Cabañero v. Torres
REITERATIONFacts
1. The Antecedents: The Hawaiian Sugar Planters' Association had for many years been licensed by the Philippine Government to recruit, contract, and embark laborers for the Territory of Hawaii. The petitioners, Simeon Cabañero and Luis Mangornong, objected to the renewal of this license, asserting that the Association lacked juridical personality as it was neither incorporated nor licensed to do business in the Philippines in accordance with the Corporation Law. 2. Procedural History: Following the objection by the petitioners, the Secretary of Labor issued a provisional license to the Hawaiian Sugar Planters' Association. This license was set to expire automatically after ninety (90) days from March 8, 1935, contingent upon the Association satisfactorily demonstrating that it had acquired juridical personality by registering as a foreign corporation. The Secretary of Labor's stance, as articulated by the Solicitor-General, was that this provisional license was a reasonable exercise of discretion, allowing the Association time to comply with registration requirements while protecting the rights of emigrant laborers. 3. The Petition: The petitioners filed a petition for a writ of prohibition, seeking to have the license issued to the Hawaiian Sugar Planters' Association declared illegal and void, and to prevent the respondents from renewing or issuing any new licenses. They argued that the Association, lacking juridical personality, should not be permitted to recruit laborers.
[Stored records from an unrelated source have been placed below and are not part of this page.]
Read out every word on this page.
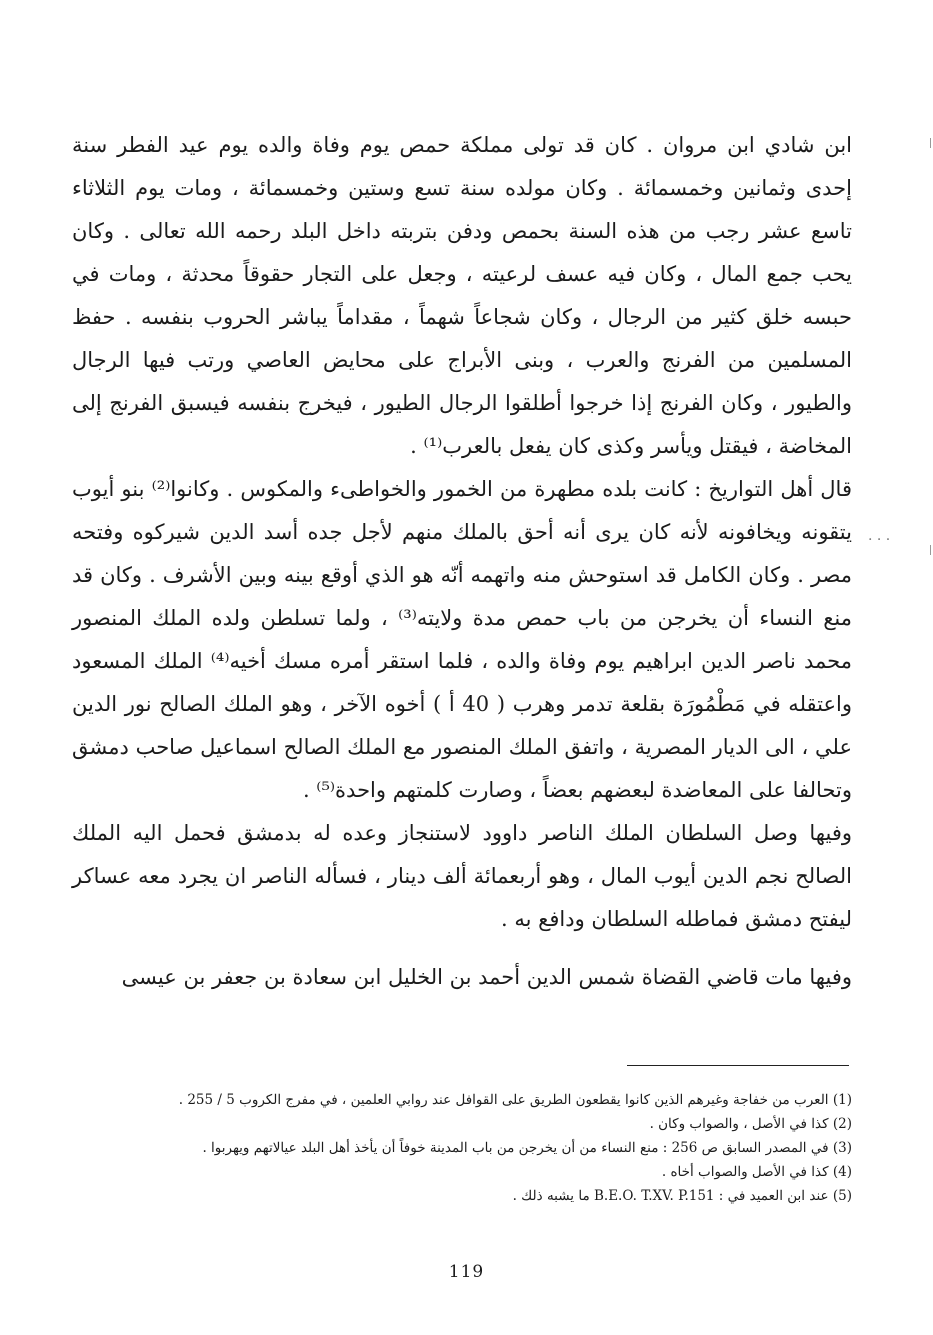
ابن شادي ابن مروان . كان قد تولى مملكة حمص يوم وفاة والده يوم عيد الفطر سنة إحدى وثمانين وخمسمائة . وكان مولده سنة تسع وستين وخمسمائة ، ومات يوم الثلاثاء تاسع عشر رجب من هذه السنة بحمص ودفن بتربته داخل البلد رحمه الله تعالى . وكان يحب جمع المال ، وكان فيه عسف لرعيته ، وجعل على التجار حقوقاً محدثة ، ومات في حبسه خلق كثير من الرجال ، وكان شجاعاً شهماً ، مقداماً يباشر الحروب بنفسه . حفظ المسلمين من الفرنج والعرب ، وبنى الأبراج على محايض العاصي ورتب فيها الرجال والطيور ، وكان الفرنج إذا خرجوا أطلقوا الرجال الطيور ، فيخرج بنفسه فيسبق الفرنج إلى المخاضة ، فيقتل ويأسر وكذى كان يفعل بالعرب⁽¹⁾ .

قال أهل التواريخ : كانت بلده مطهرة من الخمور والخواطىء والمكوس . وكانوا⁽²⁾ بنو أيوب يتقونه ويخافونه لأنه كان يرى أنه أحق بالملك منهم لأجل جده أسد الدين شيركوه وفتحه مصر . وكان الكامل قد استوحش منه واتهمه أنّه هو الذي أوقع بينه وبين الأشرف . وكان قد منع النساء أن يخرجن من باب حمص مدة ولايته⁽³⁾ ، ولما تسلطن ولده الملك المنصور محمد ناصر الدين ابراهيم يوم وفاة والده ، فلما استقر أمره مسك أخيه⁽⁴⁾ الملك المسعود واعتقله في مَطْمُورَة بقلعة تدمر وهرب ( 40 أ ) أخوه الآخر ، وهو الملك الصالح نور الدين علي ، الى الديار المصرية ، واتفق الملك المنصور مع الملك الصالح اسماعيل صاحب دمشق وتحالفا على المعاضدة لبعضهم بعضاً ، وصارت كلمتهم واحدة⁽⁵⁾ .

وفيها وصل السلطان الملك الناصر داوود لاستنجاز وعده له بدمشق فحمل اليه الملك الصالح نجم الدين أيوب المال ، وهو أربعمائة ألف دينار ، فسأله الناصر ان يجرد معه عساكر ليفتح دمشق فماطله السلطان ودافع به .

وفيها مات قاضي القضاة شمس الدين أحمد بن الخليل ابن سعادة بن جعفر بن عيسى

(1) العرب من خفاجة وغيرهم الذين كانوا يقطعون الطريق على القوافل عند روابي العلمين ، في مفرج الكروب 5 / 255 .

(2) كذا في الأصل ، والصواب وكان .

(3) في المصدر السابق ص 256 : منع النساء من أن يخرجن من باب المدينة خوفاً أن يأخذ أهل البلد عيالاتهم ويهربوا .

(4) كذا في الأصل والصواب أخاه .

(5) عند ابن العميد في : B.E.O. T.XV. P.151 ما يشبه ذلك .

119
. . .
However, the Court noted that the function of a writ of prohibition is to prevent future acts, not to remedy past ones. Given that the Secretary of Labor had already announced that no new license would be issued unless the Association duly registered itself, the Court found no grounds for the issuance of the writ, as the Secretary's announced intention negated the petitioners' claim of threatened illegal action.
Issue(s)
Whether the issuance of a provisional license to the Hawaiian Sugar Planters' Association was a proper exercise of discretion by the Secretary of Labor. Whether a writ of prohibition is the proper remedy to prevent the renewal or issuance of a license when the Secretary of Labor has already indicated conditions for its issuance and renewal.
Ruling
The petition for a writ of prohibition is denied without costs.
Ratio Decidendi
On the propriety of the provisional license: The Court found that the issuance of the provisional license was a proper and reasonable exercise of discretion by the Secretary of Labor. The license was not a full annual renewal but a temporary measure, expiring automatically after ninety (90) days, contingent upon HSPA's compliance with the legal requirement to register as a foreign corporation. This approach allowed HSPA sufficient time to comply, avoiding an arbitrary denial of the application, especially considering its long history of renewed licenses based on a good reputation. The provisional license effectively served as notice that continued business operations were contingent upon registration. On the availability of the writ of prohibition: The Court held that prohibition is not the proper remedy. The writ of prohibition is intended to prevent an act that is about to be done, not to undo an act already accomplished. In this case, the Secretary of Labor, far from threatening to issue a license, had explicitly stated in his reply memorandum and in his denial of the renewal application that no new license would be issued unless HSPA duly registered itself as a foreign corporation. This announcement negated the alleged threat of future illegal action, making the issuance of a writ of prohibition superfluous. The Court presumed the Secretary of Labor would adhere to his announced purpose.
Main Doctrine
A writ of prohibition is not the proper remedy to undo an act already accomplished, nor is it available when the respondent public official has already announced a course of action consistent with the petitioner's contentions, thereby negating the threat of future illegal action.